08-02


 

 俺の周囲に友人と呼べる人間はひとりもいない。

 いない。本当にいない。

 シラノとは一度も話していないが、どうも彼女も俺の方を意識しているふうであるので、そのうち話す機会もあるかと思っている。

 

 彼女がどういう決着を選んだのかは分からない。ひょっとしたら、彼女と話すことは二度とないかもしれない。

 けれど、彼女の心境にも変化が訪れていたことは分かっている。

(そもそも俺は、"以前"の彼女について何もしらないのだけれど)


 いずれにせよ、あの場所は俺以外の人間にも変化をもたらしていた。そのことを俺はあらかじめ知っていた。

 

 黒スーツは例の児童公園で俺と会って、言った。


「悪夢だったね」


 彼は楽しそうに笑う。


「醒めてよかったね」


「まったくだ」


「どうしてこんなことになったんだろう?」


「さあな」


 彼は笑う。俺は少しだけ楽しくなった。少し冷たい風が吹いて、夏の残照をさらっていく。

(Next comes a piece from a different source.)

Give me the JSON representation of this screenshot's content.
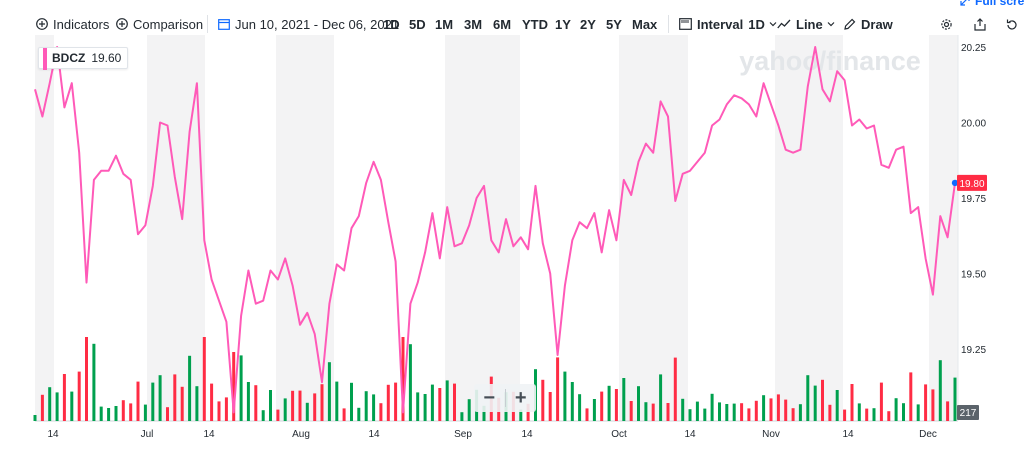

 風は少しずつ冷たくなっていく。木枯らしが落ち葉を空に誘う。


「ねえ、アンタはさ、まだ、例の……」


「なに?」


「だから、最初に言ってたろ。……殺してもらうつもりだって」


 ああ、と彼は頷いて、アタッシュケースを叩いた。


「ま、そうな。とりあえずは、それが目的だったから」


「じゃあ――」


「いや、まぁ聞けよ。とりあえずな。って言っても、聞いてもらうほど言うことなんてないんだが」


 彼はベンチに座ったまま深く溜め息をついて、空を見上げた。高い空だった。

 天高く馬肥ゆる秋。正しく秋だ。もう夏は終わった。


「探してた奴を、やっぱり探すよ。ま、でも、そう。うん。目的はちょっと違う」


「どう違うの?」


「ナイショ」


「気持ち悪い」


 彼は笑った。


「お前にも分かるさ。歳をとっても、人間、そんなに変わらないってな」


「前言ってたことと、違わない?」


「おんなじさ。結局な」


 彼は呟いて、息を吐く。長い溜め息だった。どことなく嬉しそうな溜め息だった。

 俺は人がこんなふうに楽しそうに溜め息を吐くのを見たことがない。

 

「それと、"アンタ"はないだろ、坊主」


「"坊主"はないだろ、オッサン」


 そして俺たちは別れた。





 ハカセは二週間ほど学校に来なかった。

 彼が何を考えていたのか、俺は知らない。

 二週間後の金曜(正確に言えば土曜)の深夜二時、彼は俺の部屋にやってきた。

 

 俺が玄関口に出ると、彼は少し憔悴したような表情で(けれど瞳にはたしかな光をたたえて)立っていた。


「よう」


 と彼は言う。「ああ」と俺は頷く。こいつも帰ってきたのだ、と俺は思った。


「俺はやるぞ」

 

 と彼は言った。


「何を?」


「知らんけど」


 知らんのか、と俺はあくびをした。


「なんか、やる。こう、すっげえことを」


 まあ、好きなことをすればいい。どうせ俺たちはあらかじめ悪者なんだから。

 せいぜい自分勝手にやるといい。


 それ以来ハカセとは、ほとんど会話していない。

 でも、ときどき彼のことを思い出す。そういう存在なのだ。






 ある平日の夕方、俺が部屋で昼寝から目覚めると、不意に携帯のコール音が鳴り響いた。

 電話に出ると、その声は小さくてまったく聞き取れない。


「聞こえない!」と怒鳴り返す。何度もそれを繰り返していると、電話が切れた。


 着信履歴をのぞくと、どうやら妹からだったらしい。


 帰ってきた妹は、俺が大声を出したのがいやだったのか、ひどく不機嫌だった。

 携帯が不調らしいというと、調子を確かめるために協力してくれた。


 俺は一階のリビングにいた。妹は二階の自室にいった。電話を掛ける。ワンコールで出る。

 やはり音声が聞こえない。「え?」と俺は大声で訊き返す。妹は通話を切る。


 戻ってきた妹は涙目で俺を睨んだ。大声を出されたのが相当いやだったらしい。

 どうやら、携帯が壊れていたようだ。


 ――ひょっとしたら、と俺は思った。